IoT y comunicaciones pasivas

(Més avall trobareu la versió en català d’aquest contingut.)

El crecimiento del Internet de las Cosas (IoT, de la forma inglesa Internet of Things) ha comportado una revolución en la cantidad y diversidad de dispositivos capaces de transmitir datos o conectarse a internet.

Internet of Things - IOT comunicaciones pasivas UOC

Una de las características principales de los dispositivos IoT se fundamenta en el compromiso entre tres factores:

Consumo de energía
Distancia de comunicación
Ancho de banda (directamente relacionado con la cantidad de información que se puede transmitir por unidad de tiempo).

Pensemos, por ejemplo, en un sensor que en lugar de transmitir una medida cada hora, lo hace en cada segundo. Si se quiere ampliar la cantidad de bits a transmitir, generalmente se deberá reducir la distancia de comunicación, o si esto no es posible, ampliar la cantidad de energía que consume el dispositivo.

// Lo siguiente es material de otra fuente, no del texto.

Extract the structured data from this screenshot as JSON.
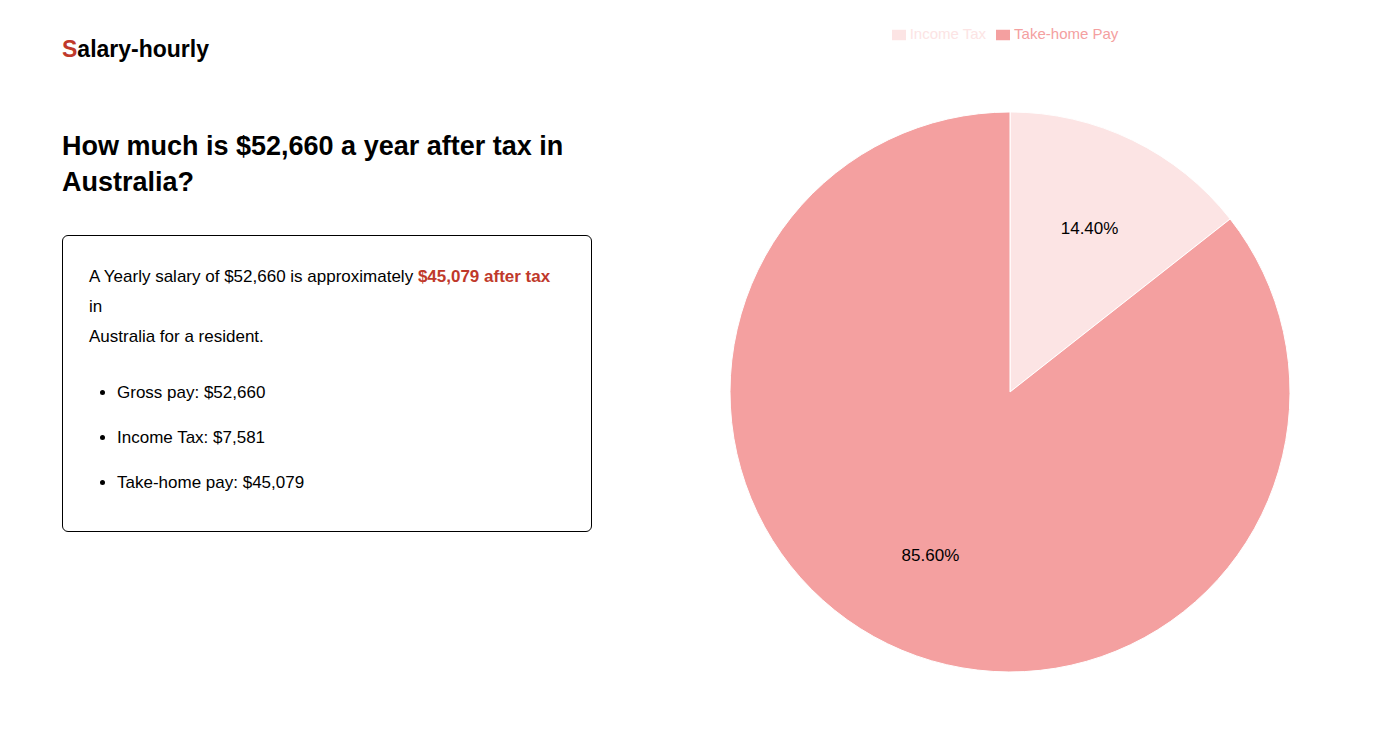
{
  "chart_data": {
    "type": "pie",
    "title": "How much is $52,660 a year after tax in Australia?",
    "categories": [
      "Income Tax",
      "Take-home Pay"
    ],
    "values": [
      14.4,
      85.6
    ],
    "value_labels": [
      "14.40%",
      "85.60%"
    ],
    "colors": [
      "#fce4e4",
      "#f4a0a0"
    ],
    "data_labels": true,
    "legend": "top",
    "annotations": [
      {
        "text": "S",
        "color": "#c0392b"
      },
      {
        "text": "alary-hourly"
      },
      {
        "text": "A Yearly salary of $52,660 is approximately "
      },
      {
        "text": "$45,079 after tax",
        "color": "#c0392b"
      },
      {
        "text": " in"
      },
      {
        "text": "Australia for a resident."
      },
      {
        "text": "Gross pay: $52,660"
      },
      {
        "text": "Income Tax: $7,581"
      },
      {
        "text": "Take-home pay: $45,079"
      }
    ]
  }
}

De hecho, una de las problemáticas principales de los dispositivos IoT es la provisión de energía, ya que habitualmente se realiza mediante baterías. A un mayor consumo de energía, la vida de las baterías se acorta, necesitando cambiarlas con mayor frecuencia. Esta problemática se agrava si el volumen de dispositivos es muy grande. Así, el cambio de baterías se convertiría en un gran coste, además de una posible fuente de errores.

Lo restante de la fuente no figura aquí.